Sunday, December 30, 2007

"Big Hat No Cattle"

Life always delivers the precise lesson you need at the precise time. In the spring of 2000, a relationship ended that would set me on a new course in my life. I didn't know it at the time that one of the most painful relationships I had ever been in would also be one of the greatest gifts to me setting me on a course of self-discovery and true awakening.

At the time, it was a 'rude' awakening and I wasn't thankful for it.

But in looking back I see that I attracted the 'wrong' relationship for the all the right reasons -- something had to wake me up to learn to love myself.

In the mid-1980's, I sat in a Four Seasons hotel bar on a snowy day in Toronto and listened as a man in a Stetson hat ordered his lunch. He had that thick Texan accent and he made the entire room laugh when he turned to the pretty waitress, and said, 'Yup, I'd like one of them Quickie Lorraine's!' He meant 'quiche', that delicious egg and swiss cheese fluted tart with ham or bacon... of course....and the hilarity that ensued from my table and the rest of the bar from his innocent mistake carried the Texan and myself into a brief conversation. He said something to me I have never forgotten. I don't remember the context for the comment but I have never forgotten it. He told me that there is a Texan expression for men who are all show no substance. He told me the expression was: Big Hat No Cattle.

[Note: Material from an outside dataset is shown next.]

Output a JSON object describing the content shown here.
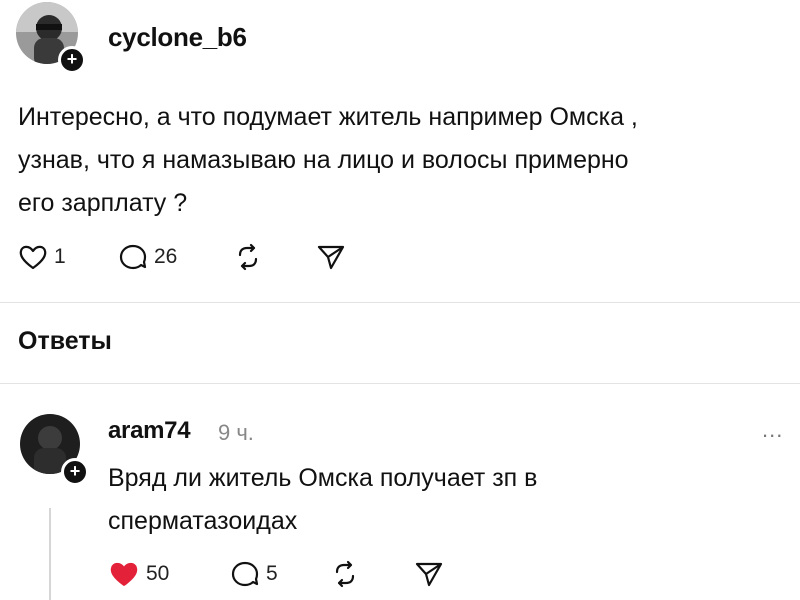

Well, Big Hat No Cattle was what I attracted as I hovered on the razor's edge of 39. And the reason I attracted him was because I thought external things equalled self-worth and that a man could provide it. It wasn't his fault. I called for him. Or at least my subconscious did. He had a smile that glittered like gold but his words and actions were critical, demeaning, hurtful and rejecting of me. He was all of those things to me because he was all of those things to himself - and because I was every bit as judgmental and cold and rejecting to myself as he was to me. But I didn't see it. I didn't see all the ways I didn't love myself, didn't value my talents, didn't regard myself as worthy. It was easier to be angry at him than to look at myself.

Leaving that relationship was the beginning of my new life -- a journey to self-love that would lead me to taking the blinders off my own eyes and learning to say 'Yes' to what was right for me and 'No' to what was not. I have that painful relationship to thank - without it, I might have taken a lot longer to wake up.